Österreich, in der Fußball-Sackgasse gefangen
Das ÖFB-Team vergab in Dublin die große Chance, für Klarheit zu sorgen – das Remis rettet nur die Sommerpause.
Ist es sinnvoll, von Russland oder WM-Playoff zu träumen anstatt sich Gedanken über eine Neuausrichtung zu machen?
Österreichs Fußballteam hat den so dringend benötigten Befreiungsschlag in Dublin verpasst. Mit dem enttäuschenden 1:1 gegen Irland hat sich das Blatt für Marcel Koller und seine Spieler in der WM-Qualifikation keineswegs verbessert; im Gegenteil. Jetzt lebt die minimale, nur in der Theorie existierende Chance weiter – also besteht ÖFB-intern auch kein Handlungsbedarf.
Bis zum 2. September und dem nächsten Entscheidungsspiel dann in Wales, wird weiter gehofft, von Koller tatsächlich „mehr Optimismus“verlangt und von Spielern munter erklärt, dass man wieder einmal wichtige Punkte zwar habe liegen lassen, jedoch mit vier Siegen weiterhin alles möglich sei für Russland 2018. Warum wurde das nicht schon gegen sehr schlecht spielende Iren umgesetzt?
Als Beobachter des ÖFB-Teams wähnt man sich in dieser WM-Qualifikation als Gefangener in einer Zeitschleife. Die Nachbetrachtung von Länderspielen klingt wieder so be- klemmend wie in der Zeit vor Koller. Absagen trüben das Bild, Rücktritte hinterlassen viele Fragen – die Ergebnisse stimmen nicht. Dublin war eine leichtfertig vergebene Chance, wieder einmal. Allerdings, das Team darf tatsächlich mit diesem Punkt zufrieden sein. Nach Wiederbeginn war ihm das Spiel entglitten, mit Pech und einem anderen Referee hätte das zweite Tor der Iren womöglich gegolten.
Ist es sinnvoll, von Russland oder dem Playoff für die WM 2018 zu fantasieren oder wäre es – vor der Sommerpause ist das kein absurder Gedanke –, nicht an der Zeit, sich Gedanken über eine Neuausrichtung zu machen? Die ÖFB-Variante, sich trotz der lauter tickenden Uhr weiter an den Grashalm zu klammern, dürfte dem Urlaub zuliebe bevorzugt werden.
Vier Runden vor Schluss dieser WM-Qualifikation wäre Österreichs Fußball gut beraten, der Entwicklung danach trotzdem bereits mehr Weitblick zu gönnen.
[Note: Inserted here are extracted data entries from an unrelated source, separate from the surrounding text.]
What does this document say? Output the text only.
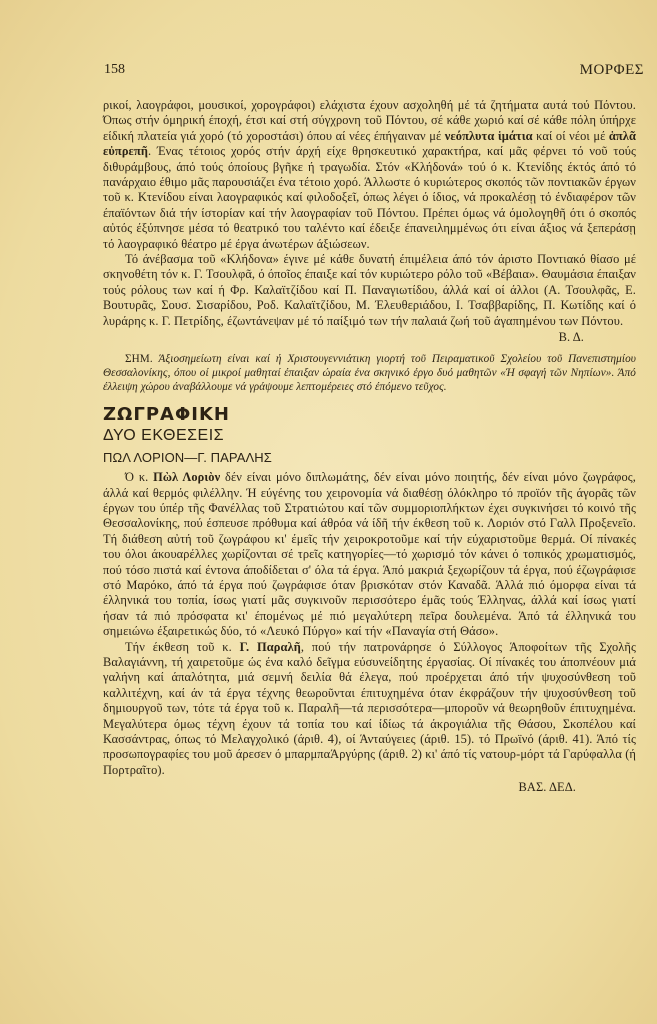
158	ΜΟΡΦΕΣ

ρικοί, λαογράφοι, μουσικοί, χορογράφοι) ελάχιστα έχουν ασχοληθή μέ τά ζητήματα αυτά τού Πόντου. Όπως στήν όμηρική έποχή, έτσι καί στή σύγχρονη τοῦ Πόντου, σέ κάθε χωριό καί σέ κάθε πόλη ύπήρχε είδική πλατεία γιά χορό (τό χοροστάσι) όπου αί νέες έπήγαιναν μέ νεόπλυτα ἱμάτια καί οί νέοι μέ ἁπλᾶ εὐπρεπῆ. Ένας τέτοιος χορός στήν άρχή είχε θρησκευτικό χαρακτήρα, καί μᾶς φέρνει τό νοῦ τούς διθυράμβους, άπό τούς όποίους βγῆκε ή τραγωδία. Στόν «Κλήδονά» τού ό κ. Κτενίδης έκτός άπό τό πανάρχαιο έθιμο μᾶς παρουσιάζει ένα τέτοιο χορό. Άλλωστε ό κυριώτερος σκοπός τῶν ποντιακῶν έργων τοῦ κ. Κτενίδου είναι λαογραφικός καί φιλοδοξεῖ, όπως λέγει ό ίδιος, νά προκαλέσῃ τό ένδιαφέρον τῶν έπαϊόντων διά τήν ίστορίαν καί τήν λαογραφίαν τοῦ Πόντου. Πρέπει όμως νά όμολογηθῆ ότι ό σκοπός αὐτός έξύπνησε μέσα τό θεατρικό του ταλέντο καί έδειξε έπανειλημμένως ότι είναι άξιος νά ξεπεράσῃ τό λαογραφικό θέατρο μέ έργα άνωτέρων άξιώσεων.

Τό άνέβασμα τοῦ «Κλήδονα» έγινε μέ κάθε δυνατή έπιμέλεια άπό τόν άριστο Ποντιακό θίασο μέ σκηνοθέτη τόν κ. Γ. Τσουλφᾶ, ό όποῖος έπαιξε καί τόν κυριώτερο ρόλο τοῦ «Βέβαια». Θαυμάσια έπαιξαν τούς ρόλους των καί ή Φρ. Καλαϊτζίδου καί Π. Παναγιωτίδου, άλλά καί οί άλλοι (Α. Τσουλφᾶς, Ε. Βουτυρᾶς, Σουσ. Σισαρίδου, Ροδ. Καλαϊτζίδου, Μ. Έλευθεριάδου, Ι. Τσαββαρίδης, Π. Κωτίδης καί ό λυράρης κ. Γ. Πετρίδης, έζωντάνεψαν μέ τό παίξιμό των τήν παλαιά ζωή τοῦ άγαπημένου των Πόντου.

Β. Δ.

ΣΗΜ. Άξιοσημείωτη είναι καί ή Χριστουγεννιάτικη γιορτή τοῦ Πειραματικοῦ Σχολείου τοῦ Πανεπιστημίου Θεσσαλονίκης, όπου οί μικροί μαθηταί έπαιξαν ώραία ένα σκηνικό έργο δυό μαθητῶν «Ή σφαγή τῶν Νηπίων». Άπό έλλειψη χώρου άναβάλλουμε νά γράψουμε λεπτομέρειες στό έπόμενο τεῦχος.

ΖΩΓΡΑΦΙΚΗ

ΔΥΟ ΕΚΘΕΣΕΙΣ

ΠΩΛ ΛΟΡΙΟΝ—Γ. ΠΑΡΑΛΗΣ

Ό κ. Πὼλ Λοριὸν δέν είναι μόνο διπλωμάτης, δέν είναι μόνο ποιητής, δέν είναι μόνο ζωγράφος, άλλά καί θερμός φιλέλλην. Ή εύγένης του χειρονομία νά διαθέσῃ όλόκληρο τό προϊόν τῆς άγορᾶς τῶν έργων του ύπέρ τῆς Φανέλλας τοῦ Στρατιώτου καί τῶν συμμοριοπλήκτων έχει συγκινήσει τό κοινό τῆς Θεσσαλονίκης, πού έσπευσε πρόθυμα καί άθρόα νά ίδῆ τήν έκθεση τοῦ κ. Λοριόν στό Γαλλ Προξενεῖο. Τή διάθεση αὐτή τοῦ ζωγράφου κι' έμεῖς τήν χειροκροτοῦμε καί τήν εύχαριστοῦμε θερμά. Οί πίνακές του όλοι άκουαρέλλες χωρίζονται σέ τρεῖς κατηγορίες—τό χωρισμό τόν κάνει ό τοπικός χρωματισμός, πού τόσο πιστά καί έντονα άποδίδεται σ' όλα τά έργα. Άπό μακριά ξεχωρίζουν τά έργα, πού έζωγράφισε στό Μαρόκο, άπό τά έργα πού ζωγράφισε όταν βρισκόταν στόν Καναδᾶ. Άλλά πιό όμορφα είναι τά έλληνικά του τοπία, ίσως γιατί μᾶς συγκινοῦν περισσότερο έμᾶς τούς Έλληνας, άλλά καί ίσως γιατί ήσαν τά πιό πρόσφατα κι' έπομένως μέ πιό μεγαλύτερη πεῖρα δουλεμένα. Άπό τά έλληνικά του σημειώνω έξαιρετικώς δύο, τό «Λευκό Πύργο» καί τήν «Παναγία στή Θάσο».

Τήν έκθεση τοῦ κ. Γ. Παραλῆ, πού τήν πατρονάρησε ό Σύλλογος Άποφοίτων τῆς Σχολῆς Βαλαγιάννη, τή χαιρετοῦμε ώς ένα καλό δεῖγμα εύσυνείδητης έργασίας. Οί πίνακές του άποπνέουν μιά γαλήνη καί άπαλότητα, μιά σεμνή δειλία θά έλεγα, πού προέρχεται άπό τήν ψυχοσύνθεση τοῦ καλλιτέχνη, καί άν τά έργα τέχνης θεωροῦνται έπιτυχημένα όταν έκφράζουν τήν ψυχοσύνθεση τοῦ δημιουργοῦ των, τότε τά έργα τοῦ κ. Παραλῆ—τά περισσότερα—μποροῦν νά θεωρηθοῦν έπιτυχημένα. Μεγαλύτερα όμως τέχνη έχουν τά τοπία του καί ίδίως τά άκρογιάλια τῆς Θάσου, Σκοπέλου καί Κασσάντρας, όπως τό Μελαγχολικό (άριθ. 4), οί Άνταύγειες (άριθ. 15). τό Πρωϊνό (άριθ. 41). Άπό τίς προσωπογραφίες του μοῦ άρεσεν ό μπαρμπαΆργύρης (άριθ. 2) κι' άπό τίς νατουρ-μόρτ τά Γαρύφαλλα (ή Πορτραῖτο).

ΒΑΣ. ΔΕΔ.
Bei der sich Spiel für Spiel immer stärker aufdrängenden Teamcheffrage oder der Sinnkrise, ob Alaba nicht doch besser in der Abwehr aufgehoben wäre. Oder warum Junuzovic´ bei Werder Bremen sogar den Abstiegskampf abwenden kann, beim Nationalteam aber nicht in die Spur findet.
Den Ausgleich Dragovic´ anzulasten, wäre falsch. Der Leverkusen-Legionär spielte seine beste Partie seit Langem, er hätte zu diesem Zeitpunkt wegen der Wadenblessur ausgetauscht sein müssen – ob er es wollte oder nicht. Einen ohnehin empfindlichen Fußballer, der zudem eine wackelige Saison gespielt hat, kann man in solch einer Situation nicht weiter belasten. Trainer müssen das erkennen, sie sind näher dran – der Außeneindruck irritiert nun. Noch mehr, als es die zweite Spielhälfte getan hat.
Man dürfe nicht alles schlechtreden, sagt Koller. Man darf aber auch nicht die Augen vor der Realität verschließen, Zahlen lügen ja nicht. Aus bisher vier Spielen gegen Serbien, Irland und Wales hat Österreich in dieser WM-Qualifikation nur zwei Zähler verbucht. Für diese Enttäuschung ist der Schweizer, der System, Aufstellung und Taktik vorgegeben hat, verantwortlich. Sein Team kommt aus dieser Sackgasse nicht mehr heraus – und damit auch er nicht.